Macro Testaccio, Piazza Orazio Giustiniani 4, padiglioni 9A e 9B.

(fino al 18 gennaio 2015)

Testo di Luisa Chiumenti

Giuliano Vangi, nato a Barberino di Mugello nel 1931, è tra gli scultori italiani più noti e apprezzati al mondo ed ha realizzato personali in Europa, in America e in Asia, vincendo innumerevoli premi prestigiosi, fra cui il Praemium Imperiale. Ha inoltre,  dal 2002 un museo interamente dedicato a Mishima ai piedi del monte Fuji in Giappone. A Roma tuttavia, dopo la grande esposizione del 1978 all’Istituto Italo Latino Americano, si era avuta solo una  piccola mostra nel ’99 a Palazzo Firenze. Ha rappresentato dunque un evento di notevole spessore culturale l’allestimento, dovuto all’architetto Mario Botta, della mostra “Vangi Opere 1994-2014a cura di Gabriele Simongini. Lo spazio del “MACRO Testaccio” , dedicato in genere ad esposizioni legate a ricerche sperimentali, ha subito una trasformazione assolutamente adeguata nel progetto di Mario Botta, amico dell’artista, che ha ideato un percorso non rettilineo, guidato dal colore e dai rimandi fra un’opera e l’altra. Promossa da Roma Capitale e organizzata dallo Studio Copernico di Milano, la mostra presenta 26 sculture, molte di grandi dimensioni, di cui 13 realizzate nel 2014 e alcune appositamente per il Macro. ospitata in un suggestivo spazio di archeologia industriale avvezzo all’avanguardia, alle performance e alle sperimentazioni immemori del passato. Sono i due padiglioni (della violenza e sopraffazione e della speranza), del Mattatoio di Testaccio, un complesso imponente rimasto a servizio della città dal 1890 al 1975.

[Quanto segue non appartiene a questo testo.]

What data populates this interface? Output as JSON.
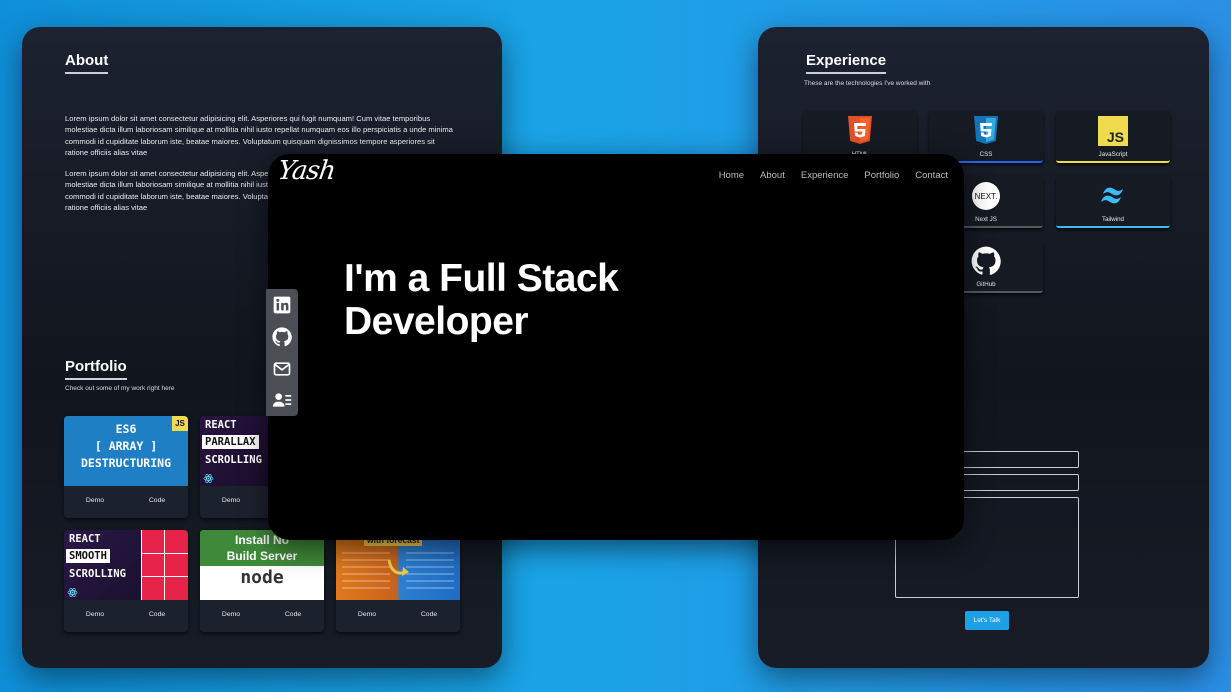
{
  "about": {
    "title": "About",
    "para1": "Lorem ipsum dolor sit amet consectetur adipisicing elit. Asperiores qui fugit numquam! Cum vitae temporibus molestiae dicta illum laboriosam similique at mollitia nihil iusto repellat numquam eos illo perspiciatis a unde minima commodi id cupiditate laborum iste, beatae maiores. Voluptatum quisquam dignissimos tempore asperiores sit ratione officiis alias vitae",
    "para2": "Lorem ipsum dolor sit amet consectetur adipisicing elit. Asperiores qui fugit numquam! Cum vitae temporibus molestiae dicta illum laboriosam similique at mollitia nihil iusto repellat numquam eos illo perspiciatis a unde minima commodi id cupiditate laborum iste, beatae maiores. Voluptatum quisquam dignissimos tempore asperiores sit ratione officiis alias vitae"
  },
  "portfolio": {
    "title": "Portfolio",
    "subtitle": "Check out some of my work right here",
    "demo_label": "Demo",
    "code_label": "Code",
    "projects": [
      {
        "line1": "ES6",
        "line2": "[ ARRAY ]",
        "line3": "DESTRUCTURING",
        "badge": "JS"
      },
      {
        "line1": "REACT",
        "line2": "PARALLAX",
        "line3": "SCROLLING"
      },
      {
        "line1": "REACT",
        "line2": "SMOOTH",
        "line3": "SCROLLING"
      },
      {
        "line1": "Install No",
        "line2": "Build Server",
        "line3": "node"
      },
      {
        "line1": "with forecast"
      }
    ]
  },
  "experience": {
    "title": "Experience",
    "subtitle": "These are the technologies I've worked with",
    "techs": [
      {
        "name": "HTML",
        "icon": "html5-icon"
      },
      {
        "name": "CSS",
        "icon": "css3-icon"
      },
      {
        "name": "JavaScript",
        "icon": "javascript-icon"
      },
      {
        "name": "Next JS",
        "icon": "nextjs-icon"
      },
      {
        "name": "Tailwind",
        "icon": "tailwind-icon"
      },
      {
        "name": "GitHub",
        "icon": "github-icon"
      }
    ]
  },
  "contact": {
    "button_label": "Let's Talk"
  },
  "hero": {
    "logo": "Yash",
    "nav": [
      "Home",
      "About",
      "Experience",
      "Portfolio",
      "Contact"
    ],
    "headline_line1": "I'm a Full Stack",
    "headline_line2": "Developer"
  },
  "social": [
    "linkedin-icon",
    "github-icon",
    "mail-icon",
    "contact-card-icon"
  ],
  "colors": {
    "background": "#1aa3e6",
    "panel": "#161b24",
    "hero": "#000000",
    "social_bar": "#4b4f55",
    "button": "#1ea0e6"
  }
}
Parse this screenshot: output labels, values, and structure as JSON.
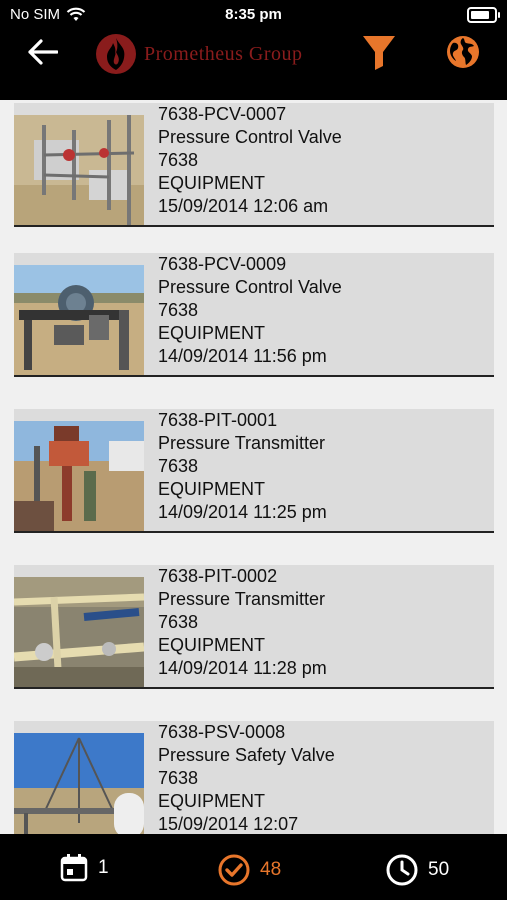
{
  "status_bar": {
    "carrier": "No SIM",
    "time": "8:35 pm"
  },
  "header": {
    "logo_text": "Prometheus Group",
    "back_icon": "back-arrow-icon",
    "filter_icon": "filter-icon",
    "globe_icon": "globe-icon"
  },
  "colors": {
    "accent": "#e8762b",
    "logo_red": "#8a1c1c",
    "bar_background": "#000000",
    "card_background": "#dcdcdc"
  },
  "items": [
    {
      "tag": "7638-PCV-0007",
      "description": "Pressure Control Valve",
      "plant": "7638",
      "type": "EQUIPMENT",
      "date": "15/09/2014 12:06 am"
    },
    {
      "tag": "7638-PCV-0009",
      "description": "Pressure Control Valve",
      "plant": "7638",
      "type": "EQUIPMENT",
      "date": "14/09/2014 11:56 pm"
    },
    {
      "tag": "7638-PIT-0001",
      "description": "Pressure Transmitter",
      "plant": "7638",
      "type": "EQUIPMENT",
      "date": "14/09/2014 11:25 pm"
    },
    {
      "tag": "7638-PIT-0002",
      "description": "Pressure Transmitter",
      "plant": "7638",
      "type": "EQUIPMENT",
      "date": "14/09/2014 11:28 pm"
    },
    {
      "tag": "7638-PSV-0008",
      "description": "Pressure Safety Valve",
      "plant": "7638",
      "type": "EQUIPMENT",
      "date": "15/09/2014 12:07"
    }
  ],
  "tabs": [
    {
      "icon": "calendar-icon",
      "count": "1"
    },
    {
      "icon": "check-circle-icon",
      "count": "48"
    },
    {
      "icon": "clock-icon",
      "count": "50"
    }
  ]
}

Progettato da Gioacchino Ersoch, geniale architetto comunale cui si devono interventi fra l’altro al Pincio, al Verano e a l Teatro Argentina, vantava strutture in ferro e tecnologie d’avanguardia. In questi enormi e alti spazi che conservano ancora i ganci per appendere le carni, l’architetto Dal saggio in catalogo (Silvana Editoriale)  di Gabriele Simongini, curatore della mostra, possiamo cogliere molto bene il profondo valore etico, oltre che artistico, dell’opera di Vangi, che compie veramente “un viaggio nel cuore dell’uomo e nel destino della forma plastica”, ponendoci di fronte “a questioni  a cui gran parte dell’arte e della società del nostro tempo sembra completamente indifferente”. Giuliano Vangi, con la sua scultura, “lingua viva”, proclama la sua fede “in valori oggi desueti e negletti: la persistenza, la difficoltà, la pazienza, il mistero dell’uomo nel mondo”. La carriera di Vangi continua ad essere costellata di successi internazionali e da riconoscimenti per una scultura davvero “con la “S” maiuscola, capace di concretizzare un “presente antichissimo”. E così è molto stimolante riconoscere, come nota sempre il curatore, come ogni scultura di Vangi nasca “da una sfida a sempre nuove difficoltà tecniche e operative che spesso sono il principale argomento di conversazione dell’artista, peraltro parco di parole”. Un percorso “dal buio alla luce”: nel primo i colori bianco e nero e l’argento che fa da sfondo alla violenza della decapitazione, nel secondo che evoca i temi della vita, della speranza e del paesaggio, il bianco e il blu Klein e un fondale oro sul quale si staglia come una dea Ragazza con capelli biondi in legno di tiglio.

Al centro della sala, ecco uno di quegli “indignados” che in Spagna avevano dato l’avvio alle ampie  proteste che nel 2011 si erano sviluppate in tante capitali dell’occidente e in molte città asiatiche. “Duemilaundici”: ecco l’opera che, con le braccia aperte, esprime un richiamo allo “Zeus” di Capo Artemisio colto nel momento di lanciare un fulmine o un tridente. Nel pensiero di Vangi “il presente è pur sempre antichissimo”, in un rapporto reciproco ispirato all’armonia esistente tra le opere stesse e la natura.  Su questa scia ecco le tre opere in marmo bianco: ’14 Donna e mare, Donna sulla battigia e La grande onda. Sono state realizzate quest’anno anche “La bruma del mattino”, “L’uomo che corre” e “L’uomo”,  opera di un artista che non si stanca mai di percorrere strade inedite. Ed ecco il connubio fra scultura e pittura, ecco il colore: il sogno e  la sua trasformazione in realtà.